In the age of sporting superlatives, doping is always topical. Implementation often requires in-depth biological, and in some cases medical, expertise. The question arises to what extent physicians are involved in the process of doping and within what legal framework they operate in this regard.
Probably in every human activity some stain can be found, in sport without much discussion it is doping, and medicine is not uninvolved in it. But with pleasure “she” does not talk about it! To some degree, it is surprising that trade publications rarely drop a line on the subject. On closer analysis, however, this can perhaps be understood: The trade press advocates rational pharmacotherapy, something that is a distant priority in doping. There are probably also other reasons for this dismissive attitude: except for a few cases, although strongly presented in the media (Ben Johnson’s doctor in Seoul in 1988, or the Spanish gynecologist Fuentes), doctors are (surprisingly) extremely rarely involved in doping scandals, at least in relation to the number of positive doping cases worldwide. One might think that medicine is officially not involved. This is despite the fact that doping often involves specialists in the background of athletes who, to be effective, must have biological knowledge. The latter explains a frequently expressed public suspicion of the medical profession. For reasons that are easy to imagine, no one knows exactly how often doctors play an active role in doping crimes. It goes without saying that medical professionals are not the only dispensing source of medications. A quick surf on the Internet shows how easy it is to obtain doping products. However, it would be naïve to believe that the medical profession has no role to play. To our knowledge, no Swiss physician has been convicted of doping practices to date. However, the analysis of the cases handled by the Disciplinary Chamber for Doping Cases of Swiss Olympic shows that sometimes a not insignificant responsibility lies with members of the medical profession. A reason, then, to ask what a doctor – embroiled in a doping issue – would risk.
So, for these and other reasons, it does not seem unnecessary for the physician to be informed about some basics related to doping. Not least to protect himself, but also perhaps to play an important role in the fight against doping through his knowledge of the subject.
Definition doping
Even though there is a lot of talk about it, it may be useful to remember what exactly doping is. Efforts to find a universal definition of doping have been unsuccessful over the years. Today, therefore, one is content with legal explanations (Tab 1).
An active substance or method is prohibited in the above sense if it is accordingly listed as prohibited in the “List of Prohibited Substances and Methods” of the World-Anti-Doping Agency (WADA) at the time of the violation. This list is not part of the Articles of Association.
As can be seen, theoretically, the physician can be involved at various points.
The doping list
For physicians, the doping list plays a central role. It determines which pharmaceutical preparations and medical measures are to be used in athletes with restraint, even great caution (see paragraph on exceptional authorization for therapeutic purposes).
This list has been compiled and adjusted annually by the World Anti-Doping Agency (WADA) since 2004. However, in addition to medications whose use in everyday medicine is not exactly considered common, there are also quite conventional preparations that are regularly used in the practice of general practitioners and specialists. This list can easily be found at www.antidoping.ch.

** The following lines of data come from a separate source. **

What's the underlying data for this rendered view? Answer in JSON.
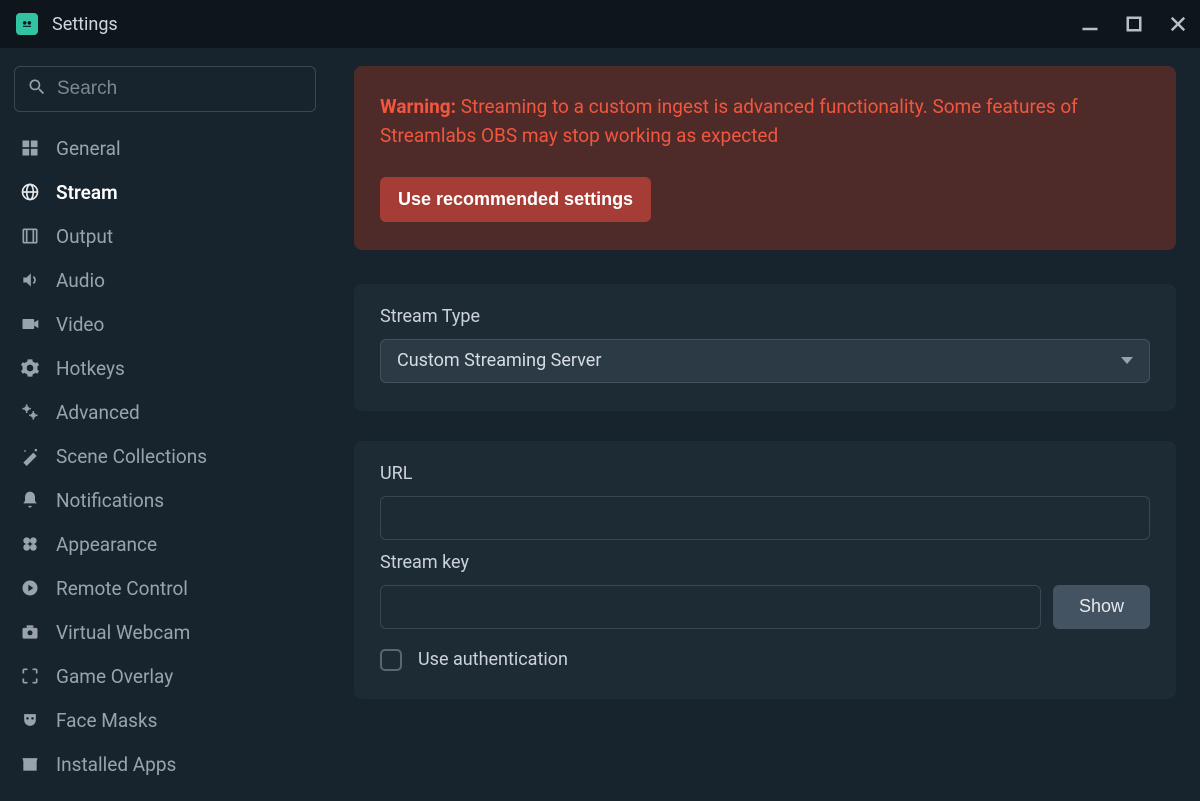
{
  "titlebar": {
    "title": "Settings"
  },
  "sidebar": {
    "search_placeholder": "Search",
    "items": [
      {
        "label": "General"
      },
      {
        "label": "Stream"
      },
      {
        "label": "Output"
      },
      {
        "label": "Audio"
      },
      {
        "label": "Video"
      },
      {
        "label": "Hotkeys"
      },
      {
        "label": "Advanced"
      },
      {
        "label": "Scene Collections"
      },
      {
        "label": "Notifications"
      },
      {
        "label": "Appearance"
      },
      {
        "label": "Remote Control"
      },
      {
        "label": "Virtual Webcam"
      },
      {
        "label": "Game Overlay"
      },
      {
        "label": "Face Masks"
      },
      {
        "label": "Installed Apps"
      }
    ],
    "active_index": 1
  },
  "warning": {
    "prefix": "Warning:",
    "message": "Streaming to a custom ingest is advanced functionality. Some features of Streamlabs OBS may stop working as expected",
    "button_label": "Use recommended settings"
  },
  "stream_type": {
    "label": "Stream Type",
    "value": "Custom Streaming Server"
  },
  "server": {
    "url_label": "URL",
    "url_value": "",
    "key_label": "Stream key",
    "key_value": "",
    "show_button": "Show",
    "auth_checkbox_label": "Use authentication",
    "auth_checked": false
  }
}
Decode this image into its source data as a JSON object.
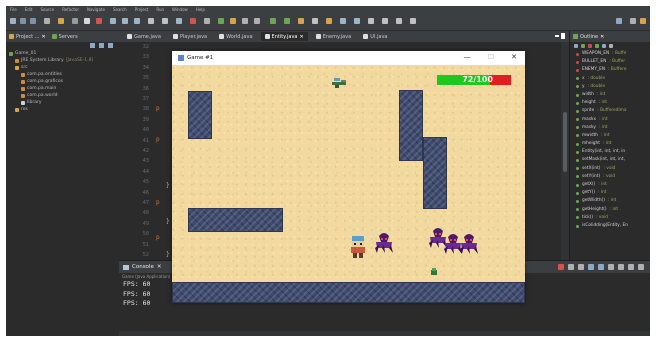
{
  "menu": [
    "File",
    "Edit",
    "Source",
    "Refactor",
    "Navigate",
    "Search",
    "Project",
    "Run",
    "Window",
    "Help"
  ],
  "explorer": {
    "tabs": [
      {
        "label": "Project ...",
        "close": "✕"
      },
      {
        "label": "Servers"
      }
    ],
    "tree": [
      {
        "label": "Game_01",
        "depth": 0,
        "color": "#6aa84f"
      },
      {
        "label": "JRE System Library",
        "extra": "[JavaSE-1.8]",
        "depth": 1,
        "color": "#c98f3e"
      },
      {
        "label": "src",
        "depth": 1,
        "color": "#d9a441"
      },
      {
        "label": "com.pa.entities",
        "depth": 2,
        "color": "#c98f3e"
      },
      {
        "label": "com.pa.graficos",
        "depth": 2,
        "color": "#c98f3e"
      },
      {
        "label": "com.pa.main",
        "depth": 2,
        "color": "#c98f3e"
      },
      {
        "label": "com.pa.world",
        "depth": 2,
        "color": "#c98f3e"
      },
      {
        "label": "library",
        "depth": 2,
        "color": "#d0d0d0"
      },
      {
        "label": "res",
        "depth": 1,
        "color": "#d9a441"
      }
    ]
  },
  "editor": {
    "tabs": [
      {
        "label": "Game.java",
        "active": false
      },
      {
        "label": "Player.java",
        "active": false
      },
      {
        "label": "World.java",
        "active": false
      },
      {
        "label": "Entity.java",
        "active": true,
        "close": "✕"
      },
      {
        "label": "Enemy.java",
        "active": false
      },
      {
        "label": "UI.java",
        "active": false
      }
    ],
    "line_numbers": [
      "32",
      "33",
      "34",
      "35",
      "36",
      "37",
      "38",
      "39",
      "40",
      "41",
      "42",
      "43",
      "44",
      "45",
      "46",
      "47",
      "48",
      "49",
      "50",
      "51",
      "52"
    ],
    "braces": [
      "}",
      "}",
      "}"
    ],
    "code_fragments": [
      "p",
      "p",
      "p",
      "p"
    ]
  },
  "outline": {
    "title": "Outline",
    "close": "✕",
    "items": [
      {
        "name": "WEAPON_EN",
        "type": ": Buffe",
        "dot": "#d64545"
      },
      {
        "name": "BULLET_EN",
        "type": ": Buffer",
        "dot": "#d64545"
      },
      {
        "name": "ENEMY_EN",
        "type": ": Buffere",
        "dot": "#d64545"
      },
      {
        "name": "x",
        "type": ": double",
        "dot": "#6aa84f"
      },
      {
        "name": "y",
        "type": ": double",
        "dot": "#6aa84f"
      },
      {
        "name": "width",
        "type": ": int",
        "dot": "#6aa84f"
      },
      {
        "name": "height",
        "type": ": int",
        "dot": "#6aa84f"
      },
      {
        "name": "sprite",
        "type": ": BufferedIma",
        "dot": "#6aa84f"
      },
      {
        "name": "maskx",
        "type": ": int",
        "dot": "#6aa84f"
      },
      {
        "name": "masky",
        "type": ": int",
        "dot": "#6aa84f"
      },
      {
        "name": "mwidth",
        "type": ": int",
        "dot": "#6aa84f"
      },
      {
        "name": "mheight",
        "type": ": int",
        "dot": "#6aa84f"
      },
      {
        "name": "Entity(int, int, int, in",
        "type": "",
        "dot": "#6aa84f"
      },
      {
        "name": "setMask(int, int, int,",
        "type": "",
        "dot": "#6aa84f"
      },
      {
        "name": "setX(int)",
        "type": ": void",
        "dot": "#6aa84f"
      },
      {
        "name": "setY(int)",
        "type": ": void",
        "dot": "#6aa84f"
      },
      {
        "name": "getX()",
        "type": ": int",
        "dot": "#6aa84f"
      },
      {
        "name": "getY()",
        "type": ": int",
        "dot": "#6aa84f"
      },
      {
        "name": "getWidth()",
        "type": ": int",
        "dot": "#6aa84f"
      },
      {
        "name": "getHeight()",
        "type": ": int",
        "dot": "#6aa84f"
      },
      {
        "name": "tick()",
        "type": ": void",
        "dot": "#6aa84f"
      },
      {
        "name": "isColidding(Entity, En",
        "type": "",
        "dot": "#6aa84f"
      }
    ]
  },
  "console": {
    "title": "Console",
    "close": "✕",
    "subtitle": "Game (Java Application)",
    "lines": [
      "FPS: 60",
      "FPS: 60",
      "FPS: 60"
    ]
  },
  "game": {
    "title": "Game #1",
    "controls": {
      "minimize": "—",
      "maximize": "☐",
      "close": "✕"
    },
    "hp_text": "72/100",
    "hp_fraction": 0.72,
    "colors": {
      "hp_full": "#1ec81e",
      "hp_empty": "#e02020",
      "sand": "#f2d9a0",
      "rock": "#3e4a6d"
    }
  }
}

Exemption permits for therapeutic purposes
If an athlete absolutely needs a drug on the list, then there is an exception authorization rule (ATZ) that allows its use. An ATZ is only approved in accordance with certain criteria. An ATZ may be submitted after the fact for emergency treatment. With the help of his doctor, the athlete must provide a form with all the necessary information to justify the use of a prohibited drug. This form is examined by an expert group for national athletes in the country (in Switzerland a commission of Antidoping Switzerland). Only after receiving a positive confirmation, the athlete may start the planned therapy. An emergency clause is provided. This approach clearly represents the most common point of contact with the doping issue for the practicing physician.
The legal framework
Today, there is a complex international and national set of rules in the doping scene, in which the physician must also operate in order to be able to correctly perform his task as an advisor and caregiver of athletic patients (Fig. 1).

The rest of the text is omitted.